His hands gripped his hair, tugging at the curly locks. “I can’t believe—” he muttered, too low for me to hear. “So stupid,” was all I could make out.
“What do you mean?” I pointed at the envelopes. “I’ve only seen Max a couple of times, not that it’s any of your business!”
I stormed into the back room with Henry hot on my heels.
“I’m sorry that I read the damn thing. I would have given you the rest back, but you were probably busy with Max,” he said, spitting out his name again as the door closed behind him.
“Oh, please. Enough with Max. We barely see each other. And eventually, I’ll find a minute to spend more time getting to know him.”
“While you’re here,” he added with a finality that sent a rush of anger through me again.
“Yes, Henry. While I’m here. He doesn’t have a problem with short-term.”
He stepped away. In the back room, alone and in the dim light, he looked even more tired than he did out front. The sparkle that usually lit up his eyes was missing.
My remark had its intended effect, but it felt awful.
“For the record,” I said, tossing the letters on the workstation, “these letters are as much of a mystery to me as they are to you. Full disclosure, there was a part of me that hoped they were from you.”
“Not my style,” he said flatly. “I outgrew writing simple letters.”
Ouch. If this was simple, what did it make me that I enjoyed them?
I whirled around. “Well, since these are obviously not from you, I hope you’ll excuse me. I have some Sherlocking to do since Max is the likely poet in all of this.”
He harrumphed. “Max? You think your Dr. Max sent these? Fitzgerald, Cummings, Keats? He has no idea who any of those people are!”
I slapped the envelopes on the table, sending more stems scattering about the floor.
“How many of these did you read to know that? How dare you!”

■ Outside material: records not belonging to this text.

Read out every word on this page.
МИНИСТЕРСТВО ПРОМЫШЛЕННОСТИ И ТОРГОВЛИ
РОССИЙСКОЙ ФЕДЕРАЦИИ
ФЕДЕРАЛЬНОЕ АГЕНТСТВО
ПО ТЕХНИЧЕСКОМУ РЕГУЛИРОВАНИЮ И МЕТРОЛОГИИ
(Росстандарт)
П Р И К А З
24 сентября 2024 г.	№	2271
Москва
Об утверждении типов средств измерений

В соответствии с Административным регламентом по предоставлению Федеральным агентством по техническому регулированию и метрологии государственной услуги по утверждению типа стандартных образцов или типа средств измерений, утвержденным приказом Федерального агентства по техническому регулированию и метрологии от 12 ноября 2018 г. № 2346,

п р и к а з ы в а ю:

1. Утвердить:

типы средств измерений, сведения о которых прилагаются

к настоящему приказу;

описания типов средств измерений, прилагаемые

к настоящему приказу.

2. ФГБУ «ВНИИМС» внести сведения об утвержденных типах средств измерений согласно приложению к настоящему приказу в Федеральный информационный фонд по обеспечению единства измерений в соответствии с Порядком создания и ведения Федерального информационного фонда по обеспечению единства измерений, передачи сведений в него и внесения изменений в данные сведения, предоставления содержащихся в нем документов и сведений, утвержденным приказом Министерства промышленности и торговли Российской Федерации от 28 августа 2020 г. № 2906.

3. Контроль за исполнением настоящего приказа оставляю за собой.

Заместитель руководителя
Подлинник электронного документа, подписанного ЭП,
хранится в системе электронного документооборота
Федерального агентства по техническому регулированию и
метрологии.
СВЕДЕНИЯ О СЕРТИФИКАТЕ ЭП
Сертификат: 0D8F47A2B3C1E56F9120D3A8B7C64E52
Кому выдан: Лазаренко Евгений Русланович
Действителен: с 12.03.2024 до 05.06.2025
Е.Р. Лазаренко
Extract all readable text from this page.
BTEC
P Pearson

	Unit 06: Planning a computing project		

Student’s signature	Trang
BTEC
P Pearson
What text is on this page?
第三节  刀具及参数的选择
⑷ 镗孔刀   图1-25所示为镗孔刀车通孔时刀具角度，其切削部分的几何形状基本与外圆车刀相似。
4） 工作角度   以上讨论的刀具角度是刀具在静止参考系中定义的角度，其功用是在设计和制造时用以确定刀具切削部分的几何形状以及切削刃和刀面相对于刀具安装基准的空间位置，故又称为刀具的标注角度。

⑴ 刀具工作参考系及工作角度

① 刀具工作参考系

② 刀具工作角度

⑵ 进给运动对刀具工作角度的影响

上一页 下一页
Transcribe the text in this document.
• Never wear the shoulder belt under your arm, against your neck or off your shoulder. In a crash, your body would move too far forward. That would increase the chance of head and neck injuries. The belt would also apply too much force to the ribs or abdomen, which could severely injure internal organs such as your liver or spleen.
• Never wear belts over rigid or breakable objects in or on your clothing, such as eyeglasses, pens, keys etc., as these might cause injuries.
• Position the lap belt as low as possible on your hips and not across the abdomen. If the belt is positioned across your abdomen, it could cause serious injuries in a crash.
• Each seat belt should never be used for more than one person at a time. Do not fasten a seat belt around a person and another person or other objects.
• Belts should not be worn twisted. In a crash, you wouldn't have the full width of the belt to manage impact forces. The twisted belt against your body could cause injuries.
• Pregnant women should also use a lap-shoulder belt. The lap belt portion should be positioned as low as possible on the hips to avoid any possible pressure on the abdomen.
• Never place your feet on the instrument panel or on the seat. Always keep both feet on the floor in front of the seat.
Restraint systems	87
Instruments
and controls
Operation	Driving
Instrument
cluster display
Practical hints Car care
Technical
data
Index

He had enough dignity to look remorseful at being caught.
I couldn’t believe him. And if they weren’t from Henry and they weren’t from Max, I
had no idea who the hell they were from, and I wasn’t about to figure it out with Henry looking over my shoulder while I tried to.
The intention was to hold my head high and storm past Henry, but he had other plans.
As I made my way to him, he pivoted so that I had to stop short.
“Move.”
He blew out a long breath. “I’m sorry.” He paused, his head sagging dejectedly. “I was rude. Being mad over the situation is certainly no excuse for me being rude. Especially not to you. I … just give me a second,” he whispered.
We were facing in opposite directions, his right shoulder touching my left. Vibrations rolled through his body as he fought whatever it was that was warring inside him.
“Why are you mad?” I asked, wanting to turn to see him but staying facing forward. It was easier. Almost like there was a confessional screen between us that gave him a chance to be honest.
“What aren’t I mad at is probably a shorter list,” he said quietly.
I stiffened. “You’re mad at me?”
He shook his head. “No, not at you. At myself, the situation that I’ve put us in. Max is a constant thorn, and all the letters you’re getting. All of it is a constant reminder that I’m not—that we’re not …”
“Not what?” I asked.
“That we’re just not. Not is such a finite and negative adverb.”
I smiled. “Spoken like a true English teacher.”
The warmth was building at the spot where our shoulders were touching. Who would have thought that a shoulder touch would be enough to both calm my anger and build up other emotions.
“We’re just not. There’s nothing positive about it, and it’s been eating away at me.”
“Well, you’re not alone in the frustration. So, I guess in a roundabout way that’s a positive.”
“Yes, but I am alone and we’re not and that’s my doing.”
Turning, I finally got to look into his eyes. They were torn. His brow was furrowed, and the blue was stormy and conflicted.
“Henry,” I said, leaning toward him. While the annoyance was still there over the letters, another emotion was at the forefront.